Bisnis.com, JAKARTA – Pada Jumat (11/3) kemarin, Wakil Perdana Menteri Ukraina Mykhailo Fedorov meminta pengembang Tether (USDT) agar memblokir transaksi-transaksi kripto yang melibatkan Rusia. Perkembangan terakhir menyebut bahwa Tether menolak tegas permintaan Fedorov tersebut.
Tether memang tidak menyatakan penolakan secara langsung. Namun, menurut laporan Bloomberg hari ini (12/3), sikap penolakan ini tergambar dari respons tidak langsung tim pengembang asal British Virginia Island tersebut.
“Tether melakukan monitoring pasar secara konstan untuk memastikan supaya tidak ada pergerakan atau tindakan tidak teratur yang mungkin dapat bertentangan dengan sanksi internasional,” tulis pernyataan mereka.

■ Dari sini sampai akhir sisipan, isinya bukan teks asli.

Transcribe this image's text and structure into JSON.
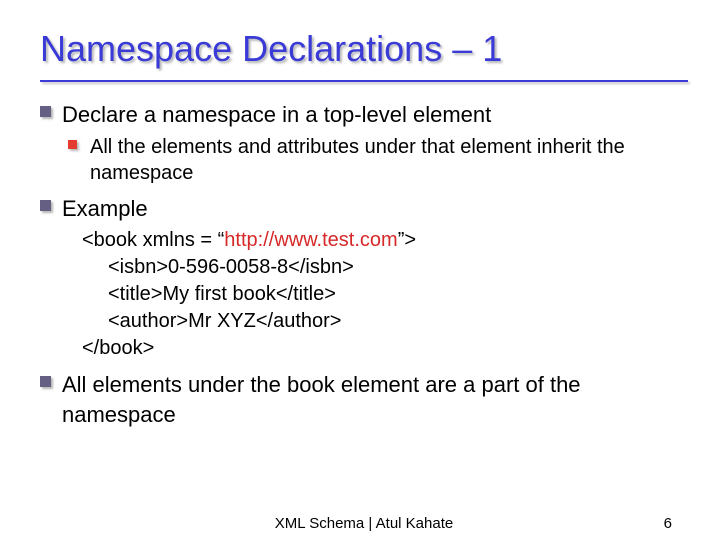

Sikap Tether bukan yang pertama. Sebelumnya, para stakeholder kripto termasuk platform trading Coinbase dan Kraken juga menyatakan penolakan serupa.
Menurut mereka, terlepas dari pro-kontra soal manuver Rusia menyulut perang, blokir sepihak terhadap salah satu negara mencederai semangat kripto dan blockchain untuk mendorong desentralisasi.
Sebagai salah satu aset stabil (stablecoin), kontribusi Theter sebagai jembatan pemindah aset fiat menjadi kripto diyakini cukup besar oleh berbagai pihak. Termasuk dalam konteks usaha para konglomerat Rusia mengalihkan aset mereka ke dalam aset lindung nilai seperti Bitcoin.
Baca Juga
Hal tersebut dikarenakan volatilitas minim Tether (USDT), yang memungkinkan perpindahan dilakukan tanpa menimbulkan kerugian besar.
Keyakinan tersebut belakangan diamini oleh riset yang dilakukan CryptoCompare. Dalam penghitungan terakhir, CryptoCompare memperkirakan jumlah uang rubel Rusia yang telah dialihkan menjadi Bitcoin per pekan ini telah mencapai 0,10 persen dari total uang beredar. Nilai ini naik lima kali lipat dari proporsi 0,02 persen pada akhir Desember 2021.
Mayoritas dari perpindahan tersebut diperkirakan sempat dialihkan terlebih dahulu ke dalam bentuk USDT.